L’altro fattore che l’ha forse frenato è sempre stato una dedizione non proprio ascetica alla propria professione, soprattutto se paragonata a quella dei connazionali Nadal e Ferrer. E nel tennis di oggi purtroppo è una condizione necessaria per primeggiare. Nonostante il suo metro e ottantatré di altezza, Almagro non si è mai mosso con grande rapidità in campo, preferendo fare affidamento sui suoi colpi dalla forza poderosa, servizio e rovescio in particolare. I suoi incontri erano spesso molto divertenti e ricchi di punti vincenti. Ma, d’altro canto, non sempre pieni di alta intensità fisica e strenue difese.
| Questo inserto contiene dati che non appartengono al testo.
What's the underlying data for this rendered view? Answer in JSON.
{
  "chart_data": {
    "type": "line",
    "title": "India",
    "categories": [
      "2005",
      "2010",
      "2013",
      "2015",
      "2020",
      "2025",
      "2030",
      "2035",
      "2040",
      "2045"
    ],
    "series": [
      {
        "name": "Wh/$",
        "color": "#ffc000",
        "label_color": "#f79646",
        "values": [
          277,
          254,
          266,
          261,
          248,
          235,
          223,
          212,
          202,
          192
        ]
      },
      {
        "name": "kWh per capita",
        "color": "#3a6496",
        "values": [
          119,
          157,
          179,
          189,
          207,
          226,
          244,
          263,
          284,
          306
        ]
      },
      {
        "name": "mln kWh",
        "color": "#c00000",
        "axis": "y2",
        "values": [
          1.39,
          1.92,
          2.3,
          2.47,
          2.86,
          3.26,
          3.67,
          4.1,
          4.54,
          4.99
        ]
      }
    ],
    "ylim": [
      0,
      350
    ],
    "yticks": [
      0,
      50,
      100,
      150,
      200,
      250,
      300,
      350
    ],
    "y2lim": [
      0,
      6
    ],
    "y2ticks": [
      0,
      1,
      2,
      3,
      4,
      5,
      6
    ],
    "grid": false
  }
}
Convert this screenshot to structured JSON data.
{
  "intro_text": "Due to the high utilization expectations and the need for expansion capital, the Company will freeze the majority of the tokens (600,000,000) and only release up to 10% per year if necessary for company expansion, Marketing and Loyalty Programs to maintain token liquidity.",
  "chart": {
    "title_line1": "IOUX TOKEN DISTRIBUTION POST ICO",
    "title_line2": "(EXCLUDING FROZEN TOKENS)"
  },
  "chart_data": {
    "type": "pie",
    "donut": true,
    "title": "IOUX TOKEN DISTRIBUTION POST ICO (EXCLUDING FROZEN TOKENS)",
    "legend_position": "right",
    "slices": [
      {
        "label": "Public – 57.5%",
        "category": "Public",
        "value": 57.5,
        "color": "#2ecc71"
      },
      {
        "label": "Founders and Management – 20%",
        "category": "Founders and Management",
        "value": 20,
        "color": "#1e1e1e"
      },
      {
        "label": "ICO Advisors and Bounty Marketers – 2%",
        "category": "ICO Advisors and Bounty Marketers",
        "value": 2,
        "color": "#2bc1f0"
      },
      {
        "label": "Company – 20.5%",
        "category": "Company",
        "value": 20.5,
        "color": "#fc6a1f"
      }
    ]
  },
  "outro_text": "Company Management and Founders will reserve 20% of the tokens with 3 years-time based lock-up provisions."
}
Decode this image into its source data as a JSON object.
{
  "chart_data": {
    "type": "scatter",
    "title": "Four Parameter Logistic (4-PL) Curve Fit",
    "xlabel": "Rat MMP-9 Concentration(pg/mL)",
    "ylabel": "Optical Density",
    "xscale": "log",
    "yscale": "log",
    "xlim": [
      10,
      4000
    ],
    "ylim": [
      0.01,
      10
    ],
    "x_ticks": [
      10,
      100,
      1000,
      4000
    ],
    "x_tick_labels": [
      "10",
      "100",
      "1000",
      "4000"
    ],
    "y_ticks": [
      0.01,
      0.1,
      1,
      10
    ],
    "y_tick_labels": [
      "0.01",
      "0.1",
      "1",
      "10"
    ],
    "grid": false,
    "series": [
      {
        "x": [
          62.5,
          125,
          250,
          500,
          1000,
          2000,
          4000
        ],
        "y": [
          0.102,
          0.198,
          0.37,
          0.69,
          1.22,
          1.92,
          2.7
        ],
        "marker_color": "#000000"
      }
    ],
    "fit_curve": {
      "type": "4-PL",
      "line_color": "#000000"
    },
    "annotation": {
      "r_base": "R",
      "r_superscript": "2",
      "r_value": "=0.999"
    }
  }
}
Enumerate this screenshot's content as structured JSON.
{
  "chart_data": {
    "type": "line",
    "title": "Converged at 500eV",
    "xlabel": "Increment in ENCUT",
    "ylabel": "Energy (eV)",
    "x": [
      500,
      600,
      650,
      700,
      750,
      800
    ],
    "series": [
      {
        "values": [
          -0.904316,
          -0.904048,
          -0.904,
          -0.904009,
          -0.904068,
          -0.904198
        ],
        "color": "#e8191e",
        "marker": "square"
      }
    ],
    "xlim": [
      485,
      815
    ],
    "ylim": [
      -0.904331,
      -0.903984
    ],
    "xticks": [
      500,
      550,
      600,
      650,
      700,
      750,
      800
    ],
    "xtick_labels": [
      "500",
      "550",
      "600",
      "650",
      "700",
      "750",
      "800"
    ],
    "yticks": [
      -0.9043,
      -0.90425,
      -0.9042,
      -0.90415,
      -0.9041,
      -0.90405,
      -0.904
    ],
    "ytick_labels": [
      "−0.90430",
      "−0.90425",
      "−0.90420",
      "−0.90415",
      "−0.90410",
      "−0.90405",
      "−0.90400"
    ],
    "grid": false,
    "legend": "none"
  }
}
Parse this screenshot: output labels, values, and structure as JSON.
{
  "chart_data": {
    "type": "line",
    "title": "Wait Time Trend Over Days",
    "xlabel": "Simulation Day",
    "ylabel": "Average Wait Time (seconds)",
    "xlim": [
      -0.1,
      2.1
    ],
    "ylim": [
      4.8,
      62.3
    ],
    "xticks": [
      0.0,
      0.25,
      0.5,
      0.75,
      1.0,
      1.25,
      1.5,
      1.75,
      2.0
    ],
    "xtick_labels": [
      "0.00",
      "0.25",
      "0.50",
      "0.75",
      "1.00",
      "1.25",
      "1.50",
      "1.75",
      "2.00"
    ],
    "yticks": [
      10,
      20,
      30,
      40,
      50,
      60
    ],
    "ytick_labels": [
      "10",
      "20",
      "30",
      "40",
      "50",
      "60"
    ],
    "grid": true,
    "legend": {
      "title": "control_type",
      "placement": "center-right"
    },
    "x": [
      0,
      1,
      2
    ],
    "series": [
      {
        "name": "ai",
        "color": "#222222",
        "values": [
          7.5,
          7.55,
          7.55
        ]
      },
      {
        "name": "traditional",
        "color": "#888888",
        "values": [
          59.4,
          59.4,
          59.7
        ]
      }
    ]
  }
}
Essendo fin troppo maligni, si poteva talvolta scorgere anche qualche chilo di troppo nel suo fisico.
Ma, guardandosi indietro, Almagro non ha di certo rimpianti per gli infortuni o per non aver fatto qualche ora di preparazione atletica in più. “Se faccio il punto su ciò che è successo nella mia carriera sportiva penso ai tredici titoli ATP, alle dieci finali, al titolo in doppio, alla partecipazione alle Olimpiadi, al successo in Coppa Davis (nel 2011 anche se non fu convocato in finale, ndr) … Beh, cosa potevo chiedere di più?”, ha affermato. Forse vivere in un’altra epoca? Senza Nadal ma anche Federer, Djokovic e Murray? “Loro erano intoccabili. Gli altri potevano solo stare dietro. Tuttavia, se avessero detto a qualcuno intorno a me cosa avrei ottenuto, avrei firmato per metà della metà”. Insomma, è contento così l’iberico. E ha tanti motivi per esserlo.
Se poi qualcuno ha nostalgia del suo meraviglioso rovescio può andare su Youtube o assistere dal vivo a uno dei tornei di veterani nei quali si cimenterà in futuro. E dove finalmente Nico sarà libero di non rincorrere la palla degli avversari.